Ahhhh. That makes more sense.

So in my original example:

fn main() {
    let test = &mut 77f32;
    
    {
        let ptr1 = test as *mut f32;
        let ptr2 = test as *mut f32;
        
        unsafe {
            *ptr2 = 32f32;
        };
    }
    
    assert_eq!(*test, 32f32);
}

@alice, you said dereferencing ptr1 inside the unsafe block would be UB, but if I did this it wouldn't be, right?

fn main() {
    let test = &mut 77f32;
    
    {
        let ptr1 = test as *mut f32;
        let ptr2 = ptr1;
        
        unsafe {
            *ptr1 = 32f32;
        };
    }
    
    assert_eq!(*test, 32f32);
}

I think it's slightly more subtle than this. It's ok for the &mut reference to go out of scope before the last use of the raw pointer. The focus should be on what other references are used.

I prefer to think of it as "the raw pointer must not have been invalidated by a use of any other pointer/reference", plus a list of cases where using something invalidates other stuff. For example, any use of a mutable reference invalidates all other references that overlap with it, except for the reference you originally got the mutable reference from, and the reference you originally got that one from, and so on.

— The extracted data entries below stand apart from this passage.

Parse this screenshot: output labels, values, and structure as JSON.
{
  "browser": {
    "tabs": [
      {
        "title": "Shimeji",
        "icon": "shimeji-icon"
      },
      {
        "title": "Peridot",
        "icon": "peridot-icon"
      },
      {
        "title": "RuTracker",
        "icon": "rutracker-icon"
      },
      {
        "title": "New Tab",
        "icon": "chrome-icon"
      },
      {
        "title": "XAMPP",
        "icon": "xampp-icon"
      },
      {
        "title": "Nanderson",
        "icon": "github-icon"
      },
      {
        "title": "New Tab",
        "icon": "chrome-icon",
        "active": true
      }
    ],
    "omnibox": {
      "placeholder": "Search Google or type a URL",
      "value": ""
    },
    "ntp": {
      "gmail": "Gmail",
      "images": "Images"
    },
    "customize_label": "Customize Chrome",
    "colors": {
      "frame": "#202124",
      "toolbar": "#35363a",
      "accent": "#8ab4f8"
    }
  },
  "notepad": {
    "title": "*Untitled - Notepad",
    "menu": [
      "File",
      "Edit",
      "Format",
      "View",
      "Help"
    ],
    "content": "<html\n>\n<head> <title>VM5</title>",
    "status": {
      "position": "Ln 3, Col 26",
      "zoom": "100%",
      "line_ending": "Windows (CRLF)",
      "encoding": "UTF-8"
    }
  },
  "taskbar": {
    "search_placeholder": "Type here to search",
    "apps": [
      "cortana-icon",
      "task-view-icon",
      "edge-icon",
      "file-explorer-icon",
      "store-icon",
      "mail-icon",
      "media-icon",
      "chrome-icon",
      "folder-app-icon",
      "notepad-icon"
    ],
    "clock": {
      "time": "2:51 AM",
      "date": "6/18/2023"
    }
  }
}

@zicklag Yes, your latter code block is perfectly fine.

Agreed.

I think we're on the same page here, but just to check, do you agree that this code is sound and guaranteed to print 16?

let mut a = 10;
let p1 = {
    let ra = &mut a;
    ra as *mut _
}; // ra goes out of scope here but the borrow used to intialize it must be valid...
let p2 = p1;
unsafe {
    *p1 += 2;
    *p2 += 2;
    *p1 += 2;
    // ... until here, when it's no longer in use
}
println!("{}", a);
// Further use of `p1` or `p2` here would obviously be wrong

Each += 2 expression creates a new &mut reference, but none of them overlap, and p1 and p2 may be aliased since they are not &mut references.

That particular part of the code is what let p1 = &mut a as *mut _; desugars to (at least currently).